Todos os dias a gente ouve falar de alguém que está tentando ir morar fora do Brasil ou já está lá: Portugal, Miami, Canadá, Timbuktu. (Sem falar nas piadas, cada vez mais frequentes, daqueles gaúchos que prometem emigrar para o Uruguai se determinado candidato vencer as eleições de outubro. Haja Uruguai...) Eu mesma tenho uma filha estudando longe há dois anos e sem planos de voltar tão cedo.
A sensação de que o aeroporto vem sendo visto como a única saída para o Brasil é confirmada pelos números.
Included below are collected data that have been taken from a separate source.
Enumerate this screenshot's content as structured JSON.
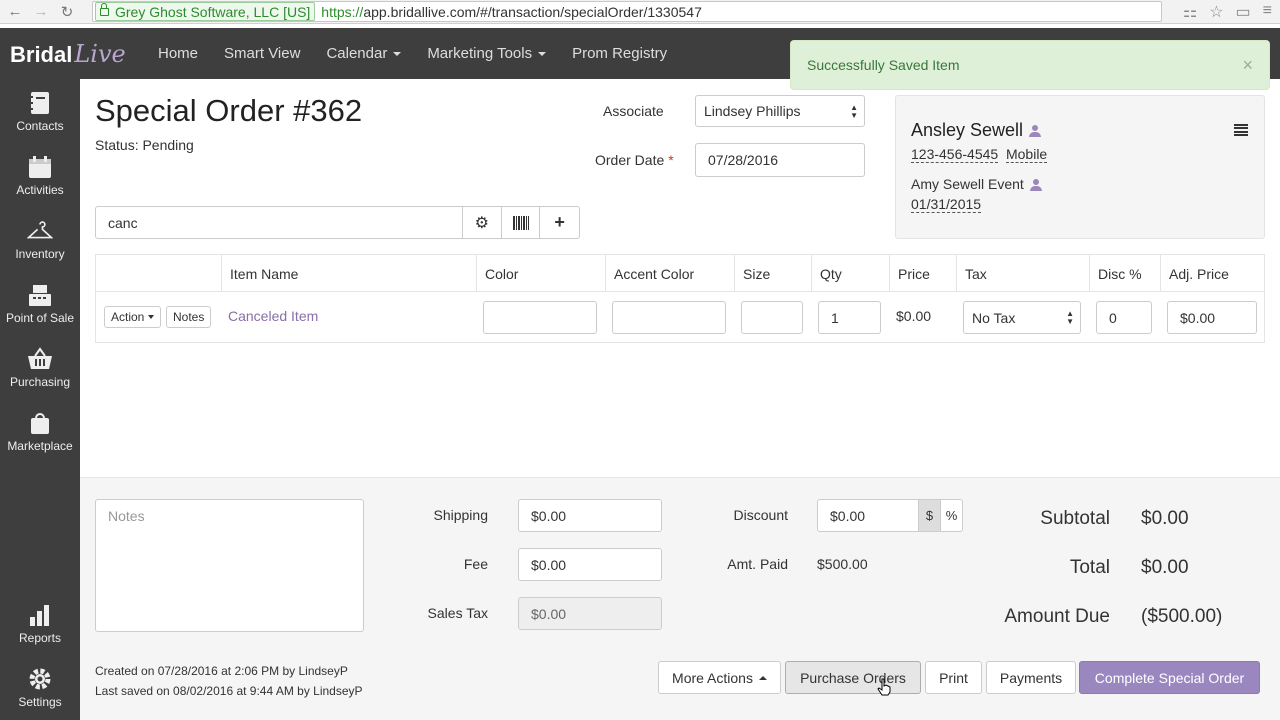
{
  "browser": {
    "ev_label": "Grey Ghost Software, LLC [US]",
    "url_scheme": "https://",
    "url_rest": "app.bridallive.com/#/transaction/specialOrder/1330547"
  },
  "app": {
    "logo_bridal": "Bridal",
    "logo_live": "Live",
    "nav": [
      "Home",
      "Smart View",
      "Calendar",
      "Marketing Tools",
      "Prom Registry"
    ],
    "accent_color": "#9b87c0"
  },
  "toast": {
    "message": "Successfully Saved Item"
  },
  "sidebar": {
    "items": [
      {
        "label": "Contacts",
        "icon": "contacts-icon"
      },
      {
        "label": "Activities",
        "icon": "calendar-icon"
      },
      {
        "label": "Inventory",
        "icon": "hanger-icon"
      },
      {
        "label": "Point of Sale",
        "icon": "register-icon"
      },
      {
        "label": "Purchasing",
        "icon": "basket-icon"
      },
      {
        "label": "Marketplace",
        "icon": "bag-icon"
      },
      {
        "label": "Reports",
        "icon": "bar-chart-icon"
      },
      {
        "label": "Settings",
        "icon": "gear-icon"
      }
    ]
  },
  "order": {
    "title": "Special Order #362",
    "status": "Status: Pending",
    "associate_label": "Associate",
    "associate_value": "Lindsey Phillips",
    "date_label": "Order Date",
    "date_value": "07/28/2016"
  },
  "customer": {
    "name": "Ansley Sewell",
    "phone": "123-456-4545",
    "phone_type": "Mobile",
    "event": "Amy Sewell Event",
    "event_date": "01/31/2015"
  },
  "search": {
    "value": "canc"
  },
  "table": {
    "headers": [
      "Item Name",
      "Color",
      "Accent Color",
      "Size",
      "Qty",
      "Price",
      "Tax",
      "Disc %",
      "Adj. Price"
    ],
    "row": {
      "action": "Action",
      "notes": "Notes",
      "item_name": "Canceled Item",
      "color": "",
      "accent_color": "",
      "size": "",
      "qty": "1",
      "price": "$0.00",
      "tax": "No Tax",
      "disc": "0",
      "adj_price": "$0.00"
    }
  },
  "footer": {
    "notes_placeholder": "Notes",
    "shipping_label": "Shipping",
    "shipping_value": "$0.00",
    "fee_label": "Fee",
    "fee_value": "$0.00",
    "sales_tax_label": "Sales Tax",
    "sales_tax_value": "$0.00",
    "discount_label": "Discount",
    "discount_value": "$0.00",
    "discount_dollar": "$",
    "discount_percent": "%",
    "amt_paid_label": "Amt. Paid",
    "amt_paid_value": "$500.00",
    "subtotal_label": "Subtotal",
    "subtotal_value": "$0.00",
    "total_label": "Total",
    "total_value": "$0.00",
    "amount_due_label": "Amount Due",
    "amount_due_value": "($500.00)",
    "created": "Created on 07/28/2016 at 2:06 PM by LindseyP",
    "saved": "Last saved on 08/02/2016 at 9:44 AM by LindseyP",
    "buttons": {
      "more_actions": "More Actions",
      "purchase_orders": "Purchase Orders",
      "print": "Print",
      "payments": "Payments",
      "complete": "Complete Special Order"
    }
  }
}
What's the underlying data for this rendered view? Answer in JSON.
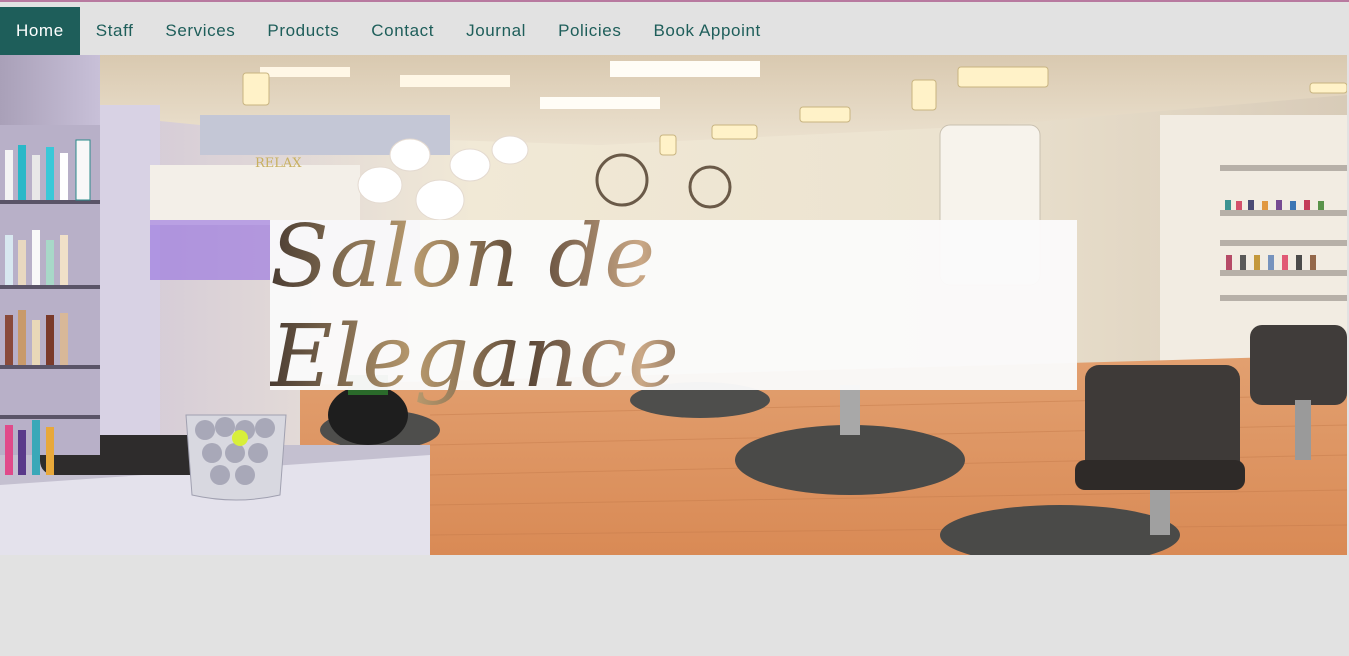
{
  "nav": {
    "items": [
      {
        "label": "Home",
        "active": true
      },
      {
        "label": "Staff",
        "active": false
      },
      {
        "label": "Services",
        "active": false
      },
      {
        "label": "Products",
        "active": false
      },
      {
        "label": "Contact",
        "active": false
      },
      {
        "label": "Journal",
        "active": false
      },
      {
        "label": "Policies",
        "active": false
      },
      {
        "label": "Book Appoint",
        "active": false
      }
    ]
  },
  "hero": {
    "title": "Salon de Elegance",
    "sign_text": "RELAX"
  },
  "colors": {
    "accent": "#1e5e5a",
    "page_background": "#e2e2e2",
    "top_border": "#b87aa0"
  }
}
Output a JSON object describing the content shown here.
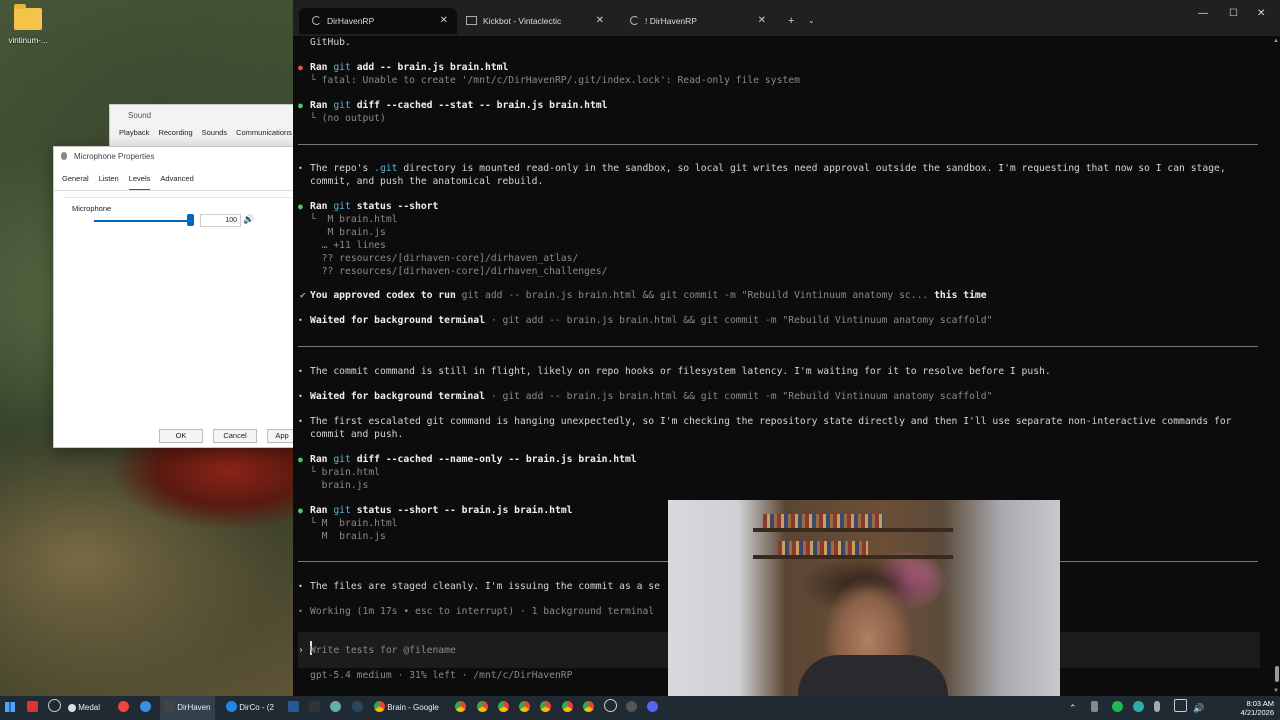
{
  "desktop": {
    "icon_label": "vintinum-..."
  },
  "sound_window": {
    "title": "Sound",
    "tabs": [
      "Playback",
      "Recording",
      "Sounds",
      "Communications"
    ]
  },
  "mic_window": {
    "title": "Microphone Properties",
    "tabs": [
      "General",
      "Listen",
      "Levels",
      "Advanced"
    ],
    "active_tab": "Levels",
    "section_label": "Microphone",
    "level_value": "100",
    "level_fraction": 1.0,
    "ok_label": "OK",
    "cancel_label": "Cancel",
    "apply_label": "App"
  },
  "terminal": {
    "tabs": [
      {
        "title": "DirHavenRP",
        "active": true
      },
      {
        "title": "Kickbot - Vintaclectic",
        "active": false
      },
      {
        "title": "! DirHavenRP",
        "active": false
      }
    ],
    "lines": {
      "l1": "GitHub.",
      "l2_ran": "Ran",
      "l2_git": "git",
      "l2_cmd": "add -- brain.js brain.html",
      "l3": "└ fatal: Unable to create '/mnt/c/DirHavenRP/.git/index.lock': Read-only file system",
      "l4_ran": "Ran",
      "l4_git": "git",
      "l4_cmd": "diff --cached --stat -- brain.js brain.html",
      "l5": "└ (no output)",
      "l6a": "The repo's ",
      "l6b": ".git",
      "l6c": " directory is mounted read-only in the sandbox, so local git writes need approval outside the sandbox. I'm requesting that now so I can stage,",
      "l7": "commit, and push the anatomical rebuild.",
      "l8_ran": "Ran",
      "l8_git": "git",
      "l8_cmd": "status --short",
      "l9": "└  M brain.html",
      "l10": "   M brain.js",
      "l11": "  … +11 lines",
      "l12": "  ?? resources/[dirhaven-core]/dirhaven_atlas/",
      "l13": "  ?? resources/[dirhaven-core]/dirhaven_challenges/",
      "l14_check": "✔",
      "l14a": "You approved codex to run ",
      "l14b": "git add -- brain.js brain.html && git commit -m \"Rebuild Vintinuum anatomy sc...",
      "l14c": " this time",
      "l15a": "Waited for background terminal",
      "l15b": " · git add -- brain.js brain.html && git commit -m \"Rebuild Vintinuum anatomy scaffold\"",
      "l16": "The commit command is still in flight, likely on repo hooks or filesystem latency. I'm waiting for it to resolve before I push.",
      "l17a": "Waited for background terminal",
      "l17b": " · git add -- brain.js brain.html && git commit -m \"Rebuild Vintinuum anatomy scaffold\"",
      "l18": "The first escalated git command is hanging unexpectedly, so I'm checking the repository state directly and then I'll use separate non-interactive commands for",
      "l19": "commit and push.",
      "l20_ran": "Ran",
      "l20_git": "git",
      "l20_cmd": "diff --cached --name-only -- brain.js brain.html",
      "l21": "└ brain.html",
      "l22": "  brain.js",
      "l23_ran": "Ran",
      "l23_git": "git",
      "l23_cmd": "status --short -- brain.js brain.html",
      "l24": "└ M  brain.html",
      "l25": "  M  brain.js",
      "l26": "The files are staged cleanly. I'm issuing the commit as a se",
      "l27": "Working (1m 17s • esc to interrupt) · 1 background terminal",
      "prompt_placeholder": "Write tests for @filename",
      "status_bar": "gpt-5.4 medium · 31% left · /mnt/c/DirHavenRP"
    }
  },
  "taskbar": {
    "items": [
      "Medal",
      "DirHaven",
      "DirCo - (2",
      "Brain - Google"
    ],
    "time": "8:03 AM",
    "date": "4/21/2026"
  },
  "colors": {
    "terminal_bg": "#0c0c0c",
    "cyan": "#5fb3d4",
    "error_bullet": "#e05555",
    "ok_bullet": "#4ec96a",
    "accent": "#0067c0"
  }
}
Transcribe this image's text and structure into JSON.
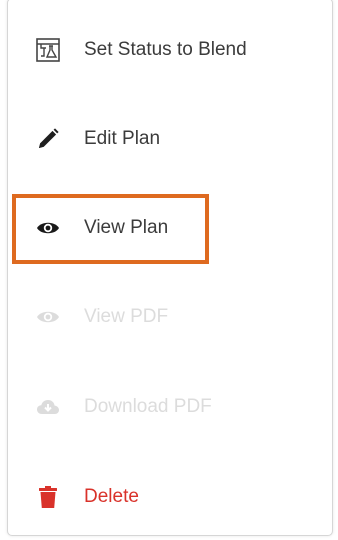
{
  "menu": {
    "items": [
      {
        "label": "Set Status to Blend",
        "icon": "flask-blend-icon",
        "state": "enabled"
      },
      {
        "label": "Edit Plan",
        "icon": "pencil-icon",
        "state": "enabled"
      },
      {
        "label": "View Plan",
        "icon": "eye-icon",
        "state": "enabled",
        "highlighted": true
      },
      {
        "label": "View PDF",
        "icon": "eye-icon",
        "state": "disabled"
      },
      {
        "label": "Download PDF",
        "icon": "cloud-download-icon",
        "state": "disabled"
      },
      {
        "label": "Delete",
        "icon": "trash-icon",
        "state": "danger"
      }
    ]
  },
  "colors": {
    "text": "#3b3b3b",
    "disabled": "#dcdcdc",
    "danger": "#d9322a",
    "highlight": "#de6a20"
  }
}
Uma pesquisa realizada no mês passado pelo Datafolha revelou que a maioria dos brasileiros de 16 a 26 anos diz que se mudaria para o Exterior se tivesse a chance. Mais precisamente 62%, ou 19 milhões de jovens (o equivalente a quase dois Rio Grande do Sul), sonha com a chance de estudar ou trabalhar fora do país em que nasceu – aquele mesmo que seus avós, delirantemente otimistas, acreditavam que seria "o país do futuro". A vontade de emigrar diminui conforme a idade aumenta, informa a pesquisa. O que sugere que a partir de certo momento o comodismo começa a falar mais alto do que a insatisfação ou a falta de perspectivas. Não chega a ser um consolo.
Se os emigrantes brasileiros, em geral, têm chance de planejar a viagem e procurar estabelecer contatos no país-destino antes de partir, quem foge da Venezuela para o norte do Brasil em busca de uma oportunidade ou arrisca a vida na fronteira do México com os Estados Unidos – a maioria fugindo da violência de países como Honduras, Guatemala e El Salvador – normalmente não tem tempo para nada, a não ser juntar as roupas e rezar para tudo dar certo no caminho. O mesmo vale para os emigrantes que se arriscam em botes, fugindo da África, na maior crise migratória e humanitária da Europa neste século.
Muitos desses emigrantes vivem a tragédia de abandonar o lugar onde nasceram para serem párias em países que não os querem, não os entendem e não sabem o que fazer com eles. Deixar a questão humana de fora desse debate, como se o problema dos refugiados fosse apenas econômico, se transformou no objetivo mais nítido de alguns países, acirrando a divisão do mundo entre um "nós" que recebe visitas incômodas e um "eles" de clandestinos indesejados.
Sempre me pergunto em que momento a vida se torna tão insuportável em um lugar a ponto de um bote à deriva no mar parecer a única opção viável para sobreviver e zelar pelo futuro dos filhos. O que distingue os que partem nessas condições dos que insistem em ficar, muitas vezes também arriscando a vida? Como em tantos momentos na vida de qualquer pessoa, é preciso colocar na balança o medo e a esperança para descobrir quem pesa mais.
Não temos guerras, nossa crise é grave, mas suportável, e a democracia ainda está em pé – ainda que dê sinais de fadiga dos materiais de vez em quando. Temos medo de sermos mortos na esquina por causa de um tênis ou de um celular ou de dependermos do Estado para qualquer coisa que seja, mas viver ou sair do Brasil ainda é uma questão de escolha. A escolha entre o medo e a esperança.